“Select” customers in Dallas will get access to the Network Edge Compute offering that is the result of the collaboration between AT&T and Microsoft announced earlier this year. That offering makes Microsoft Azure cloud services available through AT&T’s edge data centers.
Next year, additional customers in Los Angeles and Atlanta will gain access to Network Edge Compute.
Network Edge Compute
Edge computing is a hot topic as carriers roll out 5G networks, which are designed to provide much lower latency in comparison with previous generation wireless technology. This could potentially enable near real-time experiences but many of those will require major processing capability – and if that capability had to be built into mobile devices, the devices in some cases would be enormous.
The idea behind edge computing is to move processing to a highly distributed cloud so that data doesn’t have far to travel between the cloud and the end-user, thereby maintaining low latency.

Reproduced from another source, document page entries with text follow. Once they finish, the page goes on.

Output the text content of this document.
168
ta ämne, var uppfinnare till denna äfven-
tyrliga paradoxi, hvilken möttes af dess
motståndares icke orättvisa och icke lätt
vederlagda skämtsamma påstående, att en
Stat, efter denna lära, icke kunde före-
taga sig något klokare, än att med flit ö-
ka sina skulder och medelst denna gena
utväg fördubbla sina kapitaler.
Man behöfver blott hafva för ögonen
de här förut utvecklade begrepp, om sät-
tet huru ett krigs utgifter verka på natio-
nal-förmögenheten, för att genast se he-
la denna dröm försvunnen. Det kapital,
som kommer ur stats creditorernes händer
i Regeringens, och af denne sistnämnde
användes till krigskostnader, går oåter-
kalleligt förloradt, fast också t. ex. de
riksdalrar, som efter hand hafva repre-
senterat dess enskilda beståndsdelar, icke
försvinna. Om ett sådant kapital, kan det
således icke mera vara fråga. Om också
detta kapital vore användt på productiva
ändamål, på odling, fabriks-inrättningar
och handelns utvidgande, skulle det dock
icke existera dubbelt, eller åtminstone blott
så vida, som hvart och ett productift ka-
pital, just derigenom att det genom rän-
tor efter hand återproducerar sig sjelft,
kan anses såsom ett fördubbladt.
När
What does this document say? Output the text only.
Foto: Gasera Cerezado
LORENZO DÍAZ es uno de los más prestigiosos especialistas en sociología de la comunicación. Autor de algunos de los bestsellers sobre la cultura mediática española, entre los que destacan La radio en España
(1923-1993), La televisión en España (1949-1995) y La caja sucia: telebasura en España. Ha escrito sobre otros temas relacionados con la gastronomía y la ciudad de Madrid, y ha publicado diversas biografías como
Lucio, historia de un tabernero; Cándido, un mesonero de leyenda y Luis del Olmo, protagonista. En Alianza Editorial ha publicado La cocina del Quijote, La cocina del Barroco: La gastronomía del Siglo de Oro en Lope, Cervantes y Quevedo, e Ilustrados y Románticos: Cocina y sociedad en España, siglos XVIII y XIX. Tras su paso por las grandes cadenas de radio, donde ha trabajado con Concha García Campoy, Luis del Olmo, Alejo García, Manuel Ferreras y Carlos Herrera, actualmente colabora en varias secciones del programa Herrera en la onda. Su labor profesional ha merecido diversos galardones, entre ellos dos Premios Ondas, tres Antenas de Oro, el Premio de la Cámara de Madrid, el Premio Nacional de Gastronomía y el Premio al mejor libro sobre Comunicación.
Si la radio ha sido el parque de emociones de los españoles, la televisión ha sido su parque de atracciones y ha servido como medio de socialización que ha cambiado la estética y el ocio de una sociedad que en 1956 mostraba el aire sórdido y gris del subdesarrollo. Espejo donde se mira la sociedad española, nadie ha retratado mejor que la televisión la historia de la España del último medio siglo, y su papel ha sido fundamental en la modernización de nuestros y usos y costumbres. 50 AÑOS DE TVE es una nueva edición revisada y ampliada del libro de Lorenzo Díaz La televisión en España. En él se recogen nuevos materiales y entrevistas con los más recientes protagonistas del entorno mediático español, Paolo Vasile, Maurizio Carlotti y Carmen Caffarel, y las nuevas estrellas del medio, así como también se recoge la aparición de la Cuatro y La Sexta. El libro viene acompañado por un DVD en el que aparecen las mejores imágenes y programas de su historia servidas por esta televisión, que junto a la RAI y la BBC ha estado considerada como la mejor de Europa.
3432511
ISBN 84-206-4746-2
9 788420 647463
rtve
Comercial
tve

AT&T has been talking about this idea for several years and has proposed repurposing telco central offices to serve as edge data centers.
The press release from AT&T and Microsoft about Network Edge Compute offers some excellent examples of the sorts of applications that this approach could enable.
“This innovation points to a future where high-end augmented reality glasses are as thin and stylish as a standard pair of eyeglasses, lightweight drones can track themselves and thousands of nearby companions in near-real-time and autonomous cars have access to nearly-instant data processing capabilities without having to install a mini data center in the trunk,” the release explains.
AT&T and Microsoft also reference a couple of proofs of concept trials underway that involve:
- Working with Vorpal, an Israeli startup, to help that company’s VigilAir product track drones in commercial zones and airports with near-instant positioning
- Using Microsoft HoloLens to provide 3D schematic overlays for technicians making repairs to airplanes and other industrial equipment
On the consumer side, AT&T and Microsoft expect Network Edge Compute to enable highly immersive gaming, and they note that one company, Game Cloud Network, already has created a 5G game that is hosted on the network edge with Microsoft Azure.
AT&T and Microsoft also provided an update on AT&T’s plan to move most of the company’s own non-network workloads to the public cloud by 2024, noting that the migration is already underway. In addition, the companies noted that AT&T has begun rolling out cloud-connected Microsoft 365 applications to tens of thousands of employees.
AT&T and Microsoft announced their plans to partner on edge computing earlier this year.